Living in Spitsbergen and working hard on it to conduct this campaign is something exciting. The Project manager which we anticipated already went there three times, for its only pleasure. No human being lives permanently on Edgeoya, the sensation of isolation and the feeling of being able to rely on itslef is strongly perceived there more than somewhere else, even more that at the end of Sahara. There is hardly only in high mountain that we find a comparable atmosphere, and all the members of former expeditions know well that the selection of the men who participate at this kind of action are more selected for the quality of their human and psychological behaviors than on their physical or intellectual qualifications. It was the same for our team. We were not experimenting an adventure and men we had to send there must only be motivated by imperious need of action, we did not care of adventurers.
This feeling of isolation conditions almost all the acts, the helicopter pilot inclines rules of conduct for it and procedures to respect, but it is to the alone man that we address when it comes to get a breath of fresh air in the snowstorm or the fog, to carry help to the misled or to evacuate a wounded person.
The preparation of the campaign must be apparently made with a meticulous care.
Not a bolt or a pin will must be missing, all breakdowns and difficulties must be able to be resolved by at least two different solutions.
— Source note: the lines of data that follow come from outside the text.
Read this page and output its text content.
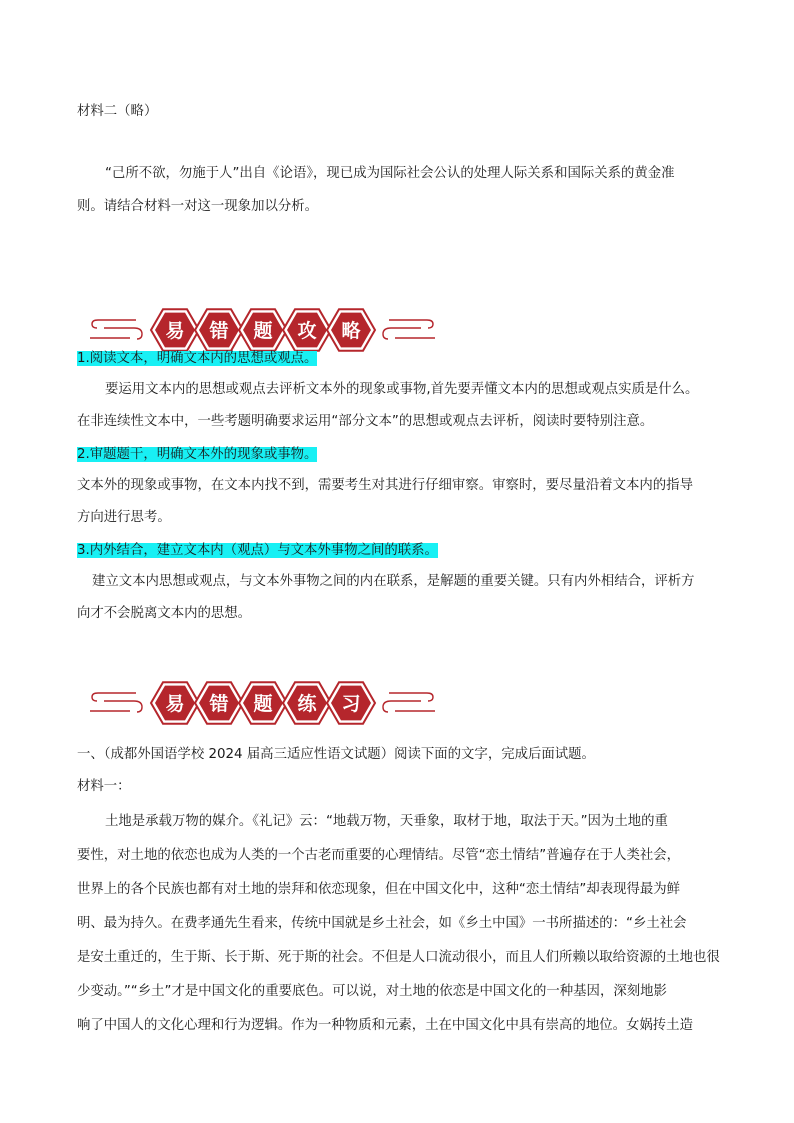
材料二（略）

“己所不欲，勿施于人”出自《论语》，现已成为国际社会公认的处理人际关系和国际关系的黄金准

则。请结合材料一对这一现象加以分析。

易 错 题 攻 略

1.阅读文本，明确文本内的思想或观点。

要运用文本内的思想或观点去评析文本外的现象或事物,首先要弄懂文本内的思想或观点实质是什么。

在非连续性文本中，一些考题明确要求运用“部分文本”的思想或观点去评析，阅读时要特别注意。

2.审题题干，明确文本外的现象或事物。

文本外的现象或事物，在文本内找不到，需要考生对其进行仔细审察。审察时，要尽量沿着文本内的指导

方向进行思考。

3.内外结合，建立文本内（观点）与文本外事物之间的联系。

建立文本内思想或观点，与文本外事物之间的内在联系，是解题的重要关键。只有内外相结合，评析方

向才不会脱离文本内的思想。

易 错 题 练 习

一、（成都外国语学校 2024 届高三适应性语文试题）阅读下面的文字，完成后面试题。

材料一：

土地是承载万物的媒介。《礼记》云：“地载万物，天垂象，取材于地，取法于天。”因为土地的重

要性，对土地的依恋也成为人类的一个古老而重要的心理情结。尽管“恋土情结”普遍存在于人类社会，

世界上的各个民族也都有对土地的崇拜和依恋现象，但在中国文化中，这种“恋土情结”却表现得最为鲜

明、最为持久。在费孝通先生看来，传统中国就是乡土社会，如《乡土中国》一书所描述的：“乡土社会

是安土重迁的，生于斯、长于斯、死于斯的社会。不但是人口流动很小，而且人们所赖以取给资源的土地也很

少变动。”“乡土”才是中国文化的重要底色。可以说，对土地的依恋是中国文化的一种基因，深刻地影

响了中国人的文化心理和行为逻辑。作为一种物质和元素，土在中国文化中具有崇高的地位。女娲抟土造
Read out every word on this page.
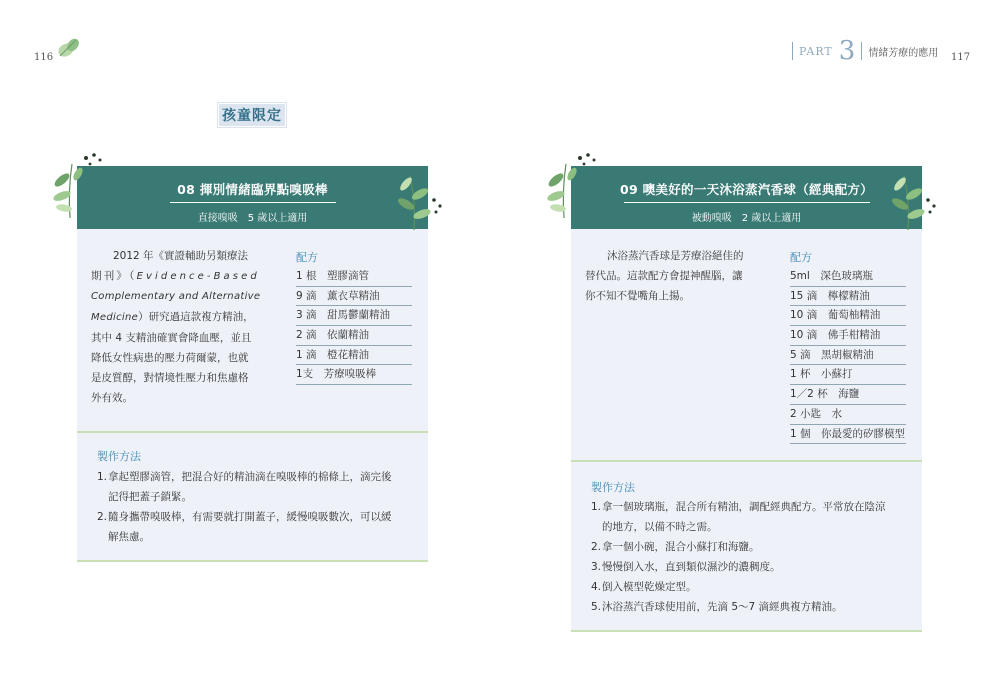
116
孩童限定
08 揮別情緒臨界點嗅吸棒
直接嗅吸　5 歲以上適用
2012 年《實證輔助另類療法
期刊》（Evidence-Based
Complementary and Alternative
Medicine）研究過這款複方精油，
其中 4 支精油確實會降血壓，並且
降低女性病患的壓力荷爾蒙，也就
是皮質醇，對情境性壓力和焦慮格
外有效。
配方
1 根　塑膠滴管
9 滴　薰衣草精油
3 滴　甜馬鬱蘭精油
2 滴　依蘭精油
1 滴　橙花精油
1支　芳療嗅吸棒
製作方法
1.拿起塑膠滴管，把混合好的精油滴在嗅吸棒的棉條上，滴完後
記得把蓋子鎖緊。
2.隨身攜帶嗅吸棒，有需要就打開蓋子，緩慢嗅吸數次，可以緩
解焦慮。
PART 3 情緒芳療的應用 117
09 噢美好的一天沐浴蒸汽香球（經典配方）
被動嗅吸　2 歲以上適用
沐浴蒸汽香球是芳療浴絕佳的
替代品。這款配方會提神醒腦，讓
你不知不覺嘴角上揚。
配方
5ml　深色玻璃瓶
15 滴　檸檬精油
10 滴　葡萄柚精油
10 滴　佛手柑精油
5 滴　黑胡椒精油
1 杯　小蘇打
1／2 杯　海鹽
2 小匙　水
1 個　你最愛的矽膠模型
製作方法
1.拿一個玻璃瓶，混合所有精油，調配經典配方。平常放在陰涼
的地方，以備不時之需。
2.拿一個小碗，混合小蘇打和海鹽。
3.慢慢倒入水，直到類似濕沙的濃稠度。
4.倒入模型乾燥定型。
5.沐浴蒸汽香球使用前，先滴 5～7 滴經典複方精油。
In brief, we say that it is not a question of having "forgotten its matches". In fact, there no time and place for improvisation. Hesitations will be too expensive and the penalty of the errors will be merciless.
We know very exactly now, thanks to our gratitude on the spot, how to take us there. We have been thinking a lot. The approach and the progress in the time to the operations we held are, for sure, those which can best reconcile the imperatives of safety, cost price and respect for the environment, with good reason, be considered one of the last refuges for the pursued humanity.